Still, critics like the Electronic Frontier Foundation have long warned that terminating consumer broadband access is a severe, problematic over-reaction to copyright infringement, especially given that broadband is increasingly seen as an essential utility. Supreme Court precedent (Packingham v North Carolina) has also been interpreted by copyright experts to indicate that booting users offline for piracy is a violation of the First Amendment. “A big problem with these private agreements is that they frequently leave Internet users without a seat at the negotiating table, and with little or no recourse when the companies involved violate users’ privacy or silence users’ online speech,” the EFF has argued. Historically, threatening pirates hasn’t really done all that much to hamper piracy, either. Many users avoid ISP and entertainment industry tracking of this sort by simply hiding their traffic behind VPNs or proxies. And since nobody tracks pirates as they float between ISPs, there’s nothing stopping a user from switching providers (assuming users actually have the option). AT&T’s efforts on this front are just the latest in a long line of similar efforts that have traditionally steered clear of kicking users offline completely.

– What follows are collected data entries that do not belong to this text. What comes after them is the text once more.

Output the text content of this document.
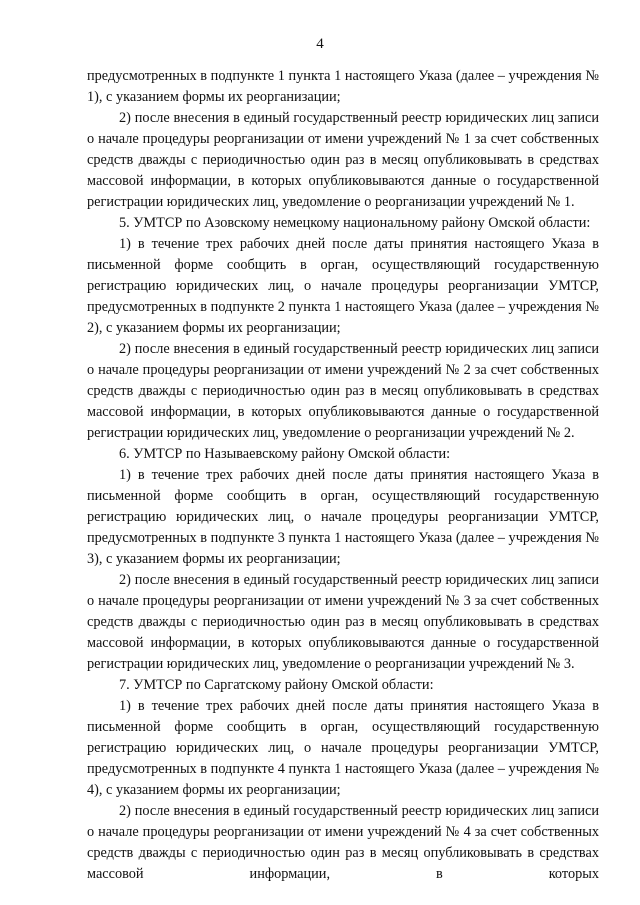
4

предусмотренных в подпункте 1 пункта 1 настоящего Указа (далее – учреждения № 1), с указанием формы их реорганизации;

2) после внесения в единый государственный реестр юридических лиц записи о начале процедуры реорганизации от имени учреждений № 1 за счет собственных средств дважды с периодичностью один раз в месяц опубликовывать в средствах массовой информации, в которых опубликовываются данные о государственной регистрации юридических лиц, уведомление о реорганизации учреждений № 1.

5. УМТСР по Азовскому немецкому национальному району Омской области:

1) в течение трех рабочих дней после даты принятия настоящего Указа в письменной форме сообщить в орган, осуществляющий государственную регистрацию юридических лиц, о начале процедуры реорганизации УМТСР, предусмотренных в подпункте 2 пункта 1 настоящего Указа (далее – учреждения № 2), с указанием формы их реорганизации;

2) после внесения в единый государственный реестр юридических лиц записи о начале процедуры реорганизации от имени учреждений № 2 за счет собственных средств дважды с периодичностью один раз в месяц опубликовывать в средствах массовой информации, в которых опубликовываются данные о государственной регистрации юридических лиц, уведомление о реорганизации учреждений № 2.

6. УМТСР по Называевскому району Омской области:

1) в течение трех рабочих дней после даты принятия настоящего Указа в письменной форме сообщить в орган, осуществляющий государственную регистрацию юридических лиц, о начале процедуры реорганизации УМТСР, предусмотренных в подпункте 3 пункта 1 настоящего Указа (далее – учреждения № 3), с указанием формы их реорганизации;

2) после внесения в единый государственный реестр юридических лиц записи о начале процедуры реорганизации от имени учреждений № 3 за счет собственных средств дважды с периодичностью один раз в месяц опубликовывать в средствах массовой информации, в которых опубликовываются данные о государственной регистрации юридических лиц, уведомление о реорганизации учреждений № 3.

7. УМТСР по Саргатскому району Омской области:

1) в течение трех рабочих дней после даты принятия настоящего Указа в письменной форме сообщить в орган, осуществляющий государственную регистрацию юридических лиц, о начале процедуры реорганизации УМТСР, предусмотренных в подпункте 4 пункта 1 настоящего Указа (далее – учреждения № 4), с указанием формы их реорганизации;

2) после внесения в единый государственный реестр юридических лиц записи о начале процедуры реорганизации от имени учреждений № 4 за счет собственных средств дважды с периодичностью один раз в месяц опубликовывать в средствах массовой информации, в которых
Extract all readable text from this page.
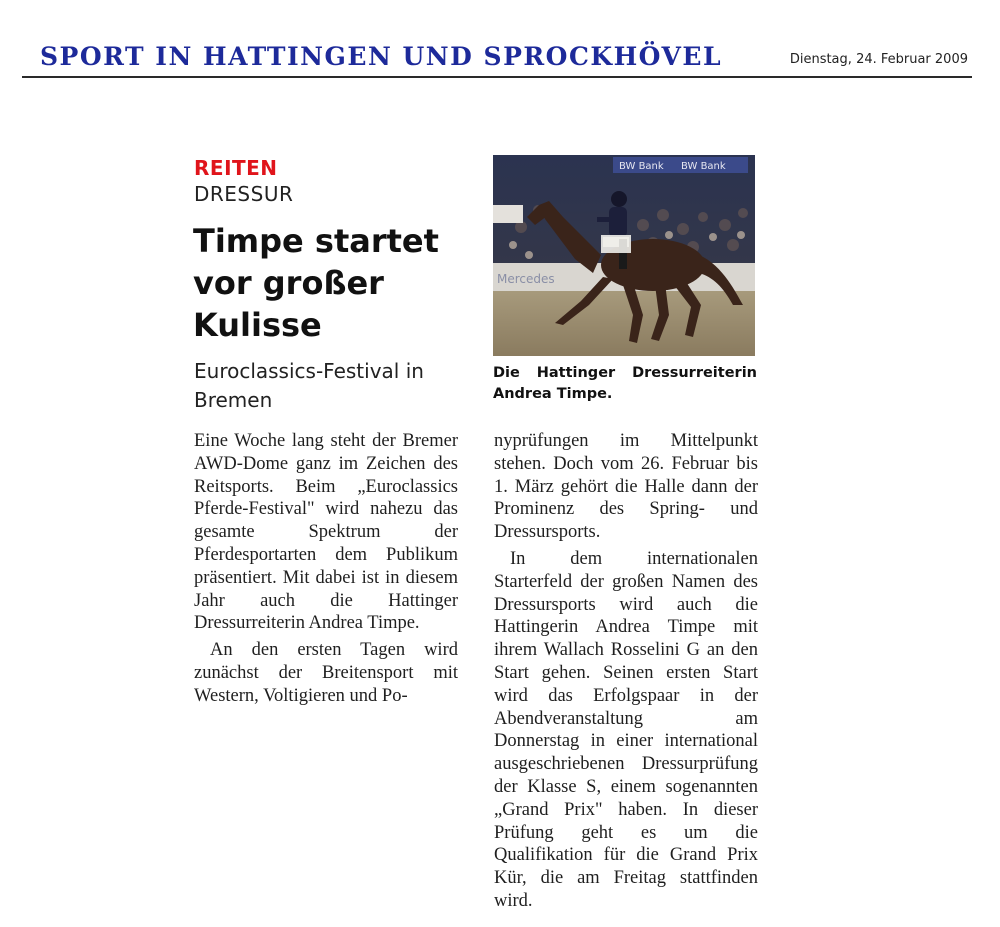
SPORT IN HATTINGEN UND SPROCKHÖVEL	Dienstag, 24. Februar 2009
REITEN
DRESSUR
Timpe startet vor großer Kulisse
Euroclassics-Festival in Bremen
BW Bank BW Bank
Mercedes
Die Hattinger Dressurreiterin Andrea Timpe.

Eine Woche lang steht der Bremer AWD-Dome ganz im Zeichen des Reitsports. Beim „Euroclassics Pferde-Festival" wird nahezu das gesamte Spektrum der Pferdesportarten dem Publikum präsentiert. Mit dabei ist in diesem Jahr auch die Hattinger Dressurreiterin Andrea Timpe.

An den ersten Tagen wird zunächst der Breitensport mit Western, Voltigieren und Po-

nyprüfungen im Mittelpunkt stehen. Doch vom 26. Februar bis 1. März gehört die Halle dann der Prominenz des Spring- und Dressursports.

In dem internationalen Starterfeld der großen Namen des Dressursports wird auch die Hattingerin Andrea Timpe mit ihrem Wallach Rosselini G an den Start gehen. Seinen ersten Start wird das Erfolgspaar in der Abendveranstaltung am Donnerstag in einer international ausgeschriebenen Dressurprüfung der Klasse S, einem sogenannten „Grand Prix" haben. In dieser Prüfung geht es um die Qualifikation für die Grand Prix Kür, die am Freitag stattfinden wird.
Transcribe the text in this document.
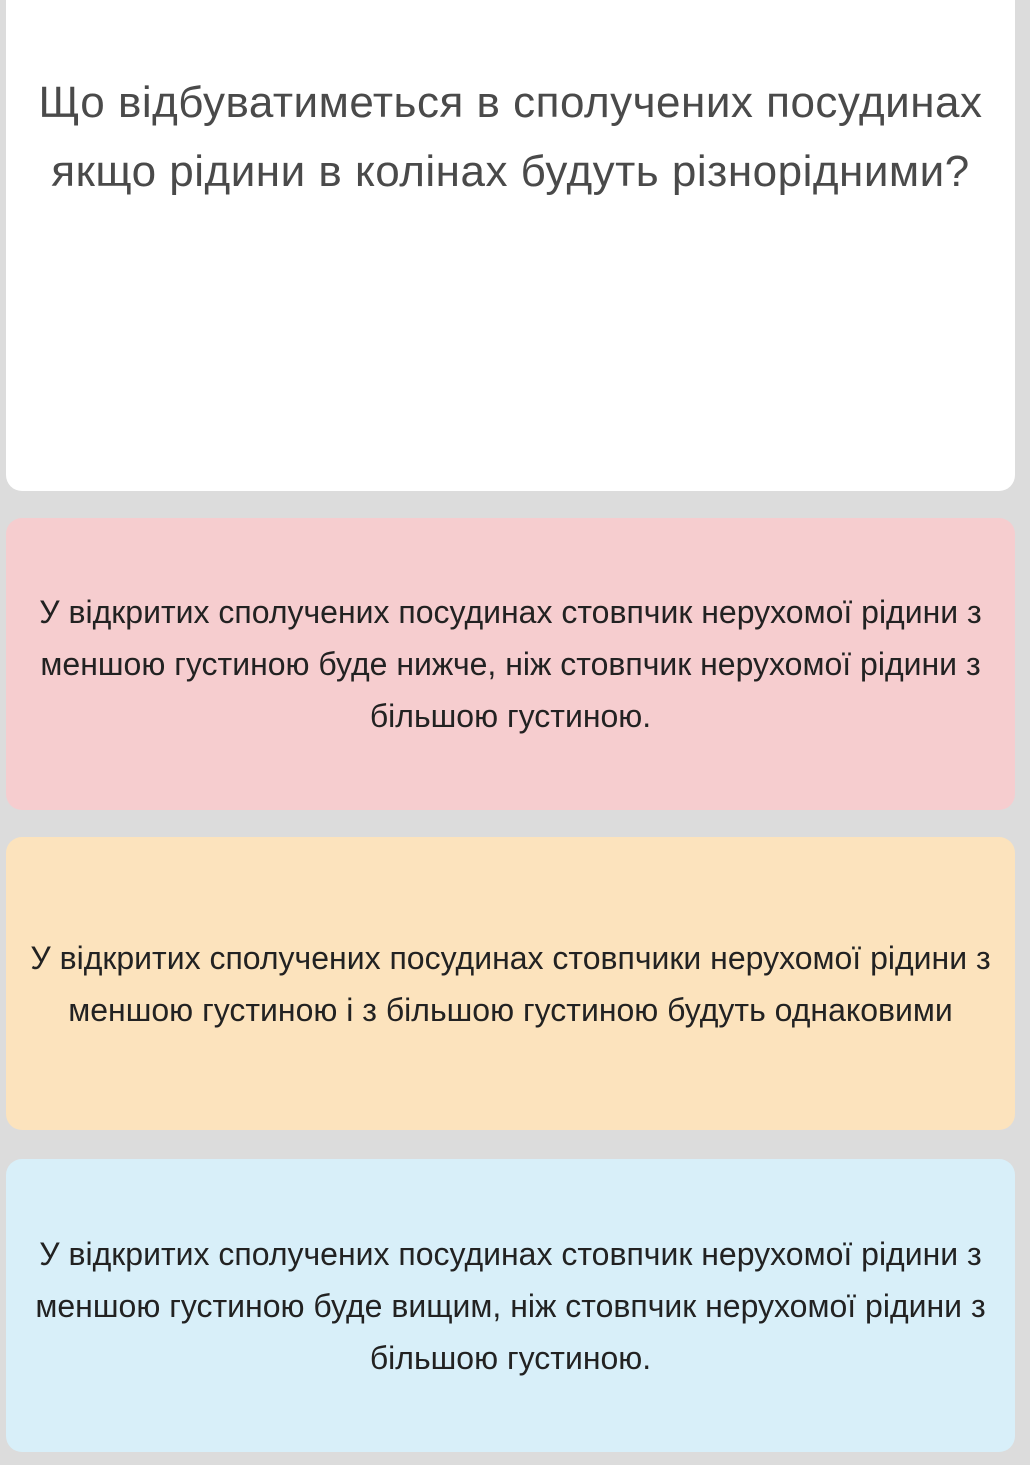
Що відбуватиметься в сполучених посудинах якщо рідини в колінах будуть різнорідними?
У відкритих сполучених посудинах стовпчик нерухомої рідини з меншою густиною буде нижче, ніж стовпчик нерухомої рідини з більшою густиною.
У відкритих сполучених посудинах стовпчики нерухомої рідини з меншою густиною і з більшою густиною будуть однаковими
У відкритих сполучених посудинах стовпчик нерухомої рідини з меншою густиною буде вищим, ніж стовпчик нерухомої рідини з більшою густиною.
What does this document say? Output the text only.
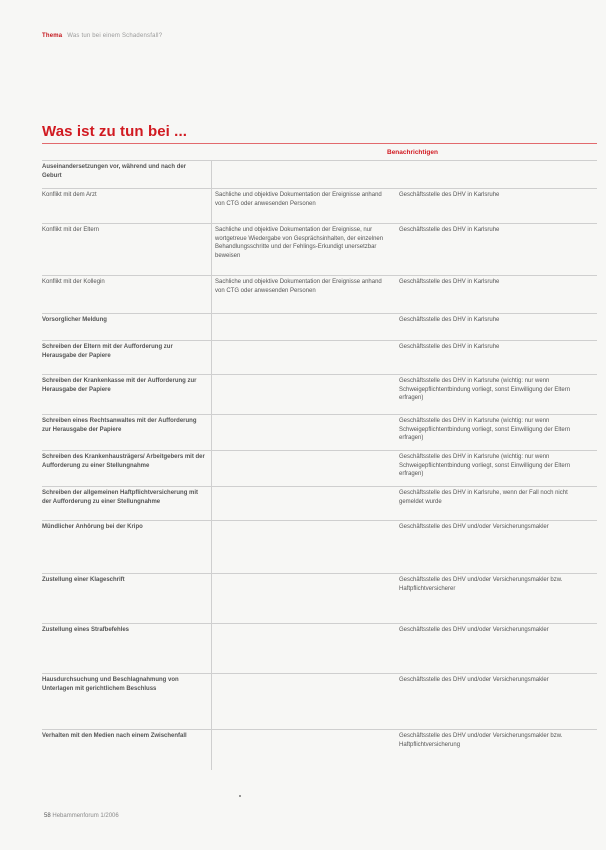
Thema Was tun bei einem Schadensfall?
Was ist zu tun bei ...
Benachrichtigen
Auseinandersetzungen vor, während und nach der Geburt		
Konflikt mit dem Arzt	Sachliche und objektive Dokumentation der Ereignisse anhand von CTG oder anwesenden Personen	Geschäftsstelle des DHV in Karlsruhe
Konflikt mit der Eltern	Sachliche und objektive Dokumentation der Ereignisse, nur wortgetreue Wiedergabe von Gesprächsinhalten, der einzelnen Behandlungsschritte und der Fehlings-Erkundigt unersetzbar beweisen	Geschäftsstelle des DHV in Karlsruhe
Konflikt mit der Kollegin	Sachliche und objektive Dokumentation der Ereignisse anhand von CTG oder anwesenden Personen	Geschäftsstelle des DHV in Karlsruhe
Vorsorglicher Meldung		Geschäftsstelle des DHV in Karlsruhe
Schreiben der Eltern mit der Aufforderung zur Herausgabe der Papiere		Geschäftsstelle des DHV in Karlsruhe
Schreiben der Krankenkasse mit der Aufforderung zur Herausgabe der Papiere		Geschäftsstelle des DHV in Karlsruhe (wichtig: nur wenn Schweigepflichtentbindung vorliegt, sonst Einwilligung der Eltern erfragen)
Schreiben eines Rechtsanwaltes mit der Aufforderung zur Herausgabe der Papiere		Geschäftsstelle des DHV in Karlsruhe (wichtig: nur wenn Schweigepflichtentbindung vorliegt, sonst Einwilligung der Eltern erfragen)
Schreiben des Krankenhausträgers/ Arbeitgebers mit der Aufforderung zu einer Stellungnahme		Geschäftsstelle des DHV in Karlsruhe (wichtig: nur wenn Schweigepflichtentbindung vorliegt, sonst Einwilligung der Eltern erfragen)
Schreiben der allgemeinen Haftpflichtversicherung mit der Aufforderung zu einer Stellungnahme		Geschäftsstelle des DHV in Karlsruhe, wenn der Fall noch nicht gemeldet wurde
Mündlicher Anhörung bei der Kripo		Geschäftsstelle des DHV und/oder Versicherungsmakler
Zustellung einer Klageschrift		Geschäftsstelle des DHV und/oder Versicherungsmakler bzw. Haftpflichtversicherer
Zustellung eines Strafbefehles		Geschäftsstelle des DHV und/oder Versicherungsmakler
Hausdurchsuchung und Beschlagnahmung von Unterlagen mit gerichtlichem Beschluss		Geschäftsstelle des DHV und/oder Versicherungsmakler
Verhalten mit den Medien nach einem Zwischenfall		Geschäftsstelle des DHV und/oder Versicherungsmakler bzw. Haftpflichtversicherung
58 Hebammenforum 1/2006
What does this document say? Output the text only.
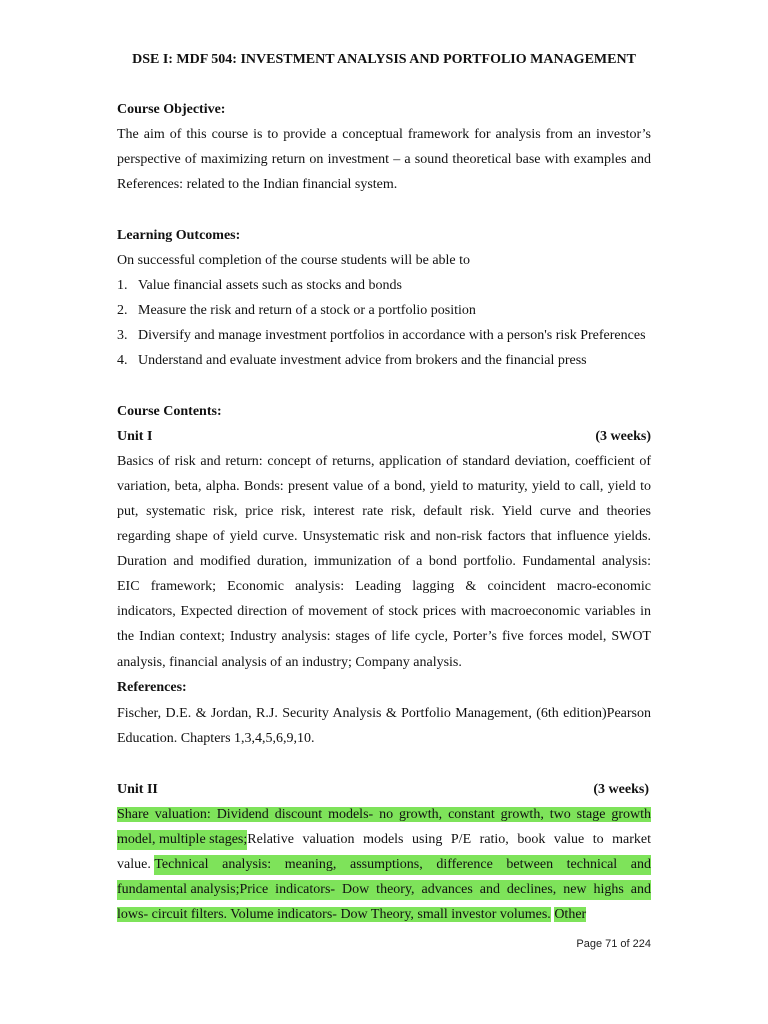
DSE I: MDF 504: INVESTMENT ANALYSIS AND PORTFOLIO MANAGEMENT
Course Objective:
The aim of this course is to provide a conceptual framework for analysis from an investor’s
perspective of maximizing return on investment – a sound theoretical base with examples and
References: related to the Indian financial system.
Learning Outcomes:
On successful completion of the course students will be able to
1. Value financial assets such as stocks and bonds
2. Measure the risk and return of a stock or a portfolio position
3. Diversify and manage investment portfolios in accordance with a person's risk Preferences
4. Understand and evaluate investment advice from brokers and the financial press
Course Contents:
Unit I	(3 weeks)
Basics of risk and return: concept of returns, application of standard deviation, coefficient of
variation, beta, alpha. Bonds: present value of a bond, yield to maturity, yield to call, yield to
put, systematic risk, price risk, interest rate risk, default risk. Yield curve and theories
regarding shape of yield curve. Unsystematic risk and non-risk factors that influence yields.
Duration and modified duration, immunization of a bond portfolio. Fundamental analysis:
EIC framework; Economic analysis: Leading lagging & coincident macro-economic
indicators, Expected direction of movement of stock prices with macroeconomic variables in
the Indian context; Industry analysis: stages of life cycle, Porter’s five forces model, SWOT
analysis, financial analysis of an industry; Company analysis.
References:
Fischer, D.E. & Jordan, R.J. Security Analysis & Portfolio Management, (6th edition)Pearson
Education. Chapters 1,3,4,5,6,9,10.
Unit II	(3 weeks)
Share valuation: Dividend discount models- no growth, constant growth, two stage growth
model, multiple stages; Relative valuation models using P/E ratio, book value to market
value. Technical analysis: meaning, assumptions, difference between technical and
fundamental analysis; Price indicators- Dow theory, advances and declines, new highs and
lows- circuit filters. Volume indicators- Dow Theory, small investor volumes. Other
Page 71 of 224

Back in 2013 the broadband industry struck a deal with the entertainment industry on a controversial “six strikes” copyright alert system. Under that system, users received six, ever-escalating warnings about copyright infringement, in some cases even having their connections throttled or temporarily suspended until users acknowledged the warnings.
However, the “educational” material ISPs forwarded to consumers was arguably one-sided (ignoring concepts like fair use), and consumers had to pay a $35 fee to contest their innocence. That was a notable problem, given that accusations have traditionally been based on dubious information and the assumption of guilt based entirely on IP address. By 2017 the program had largely ended, and the entertainment industry has been trying to force ISPs to up the ante ever since. AT&T, for its part, seems happy to oblige.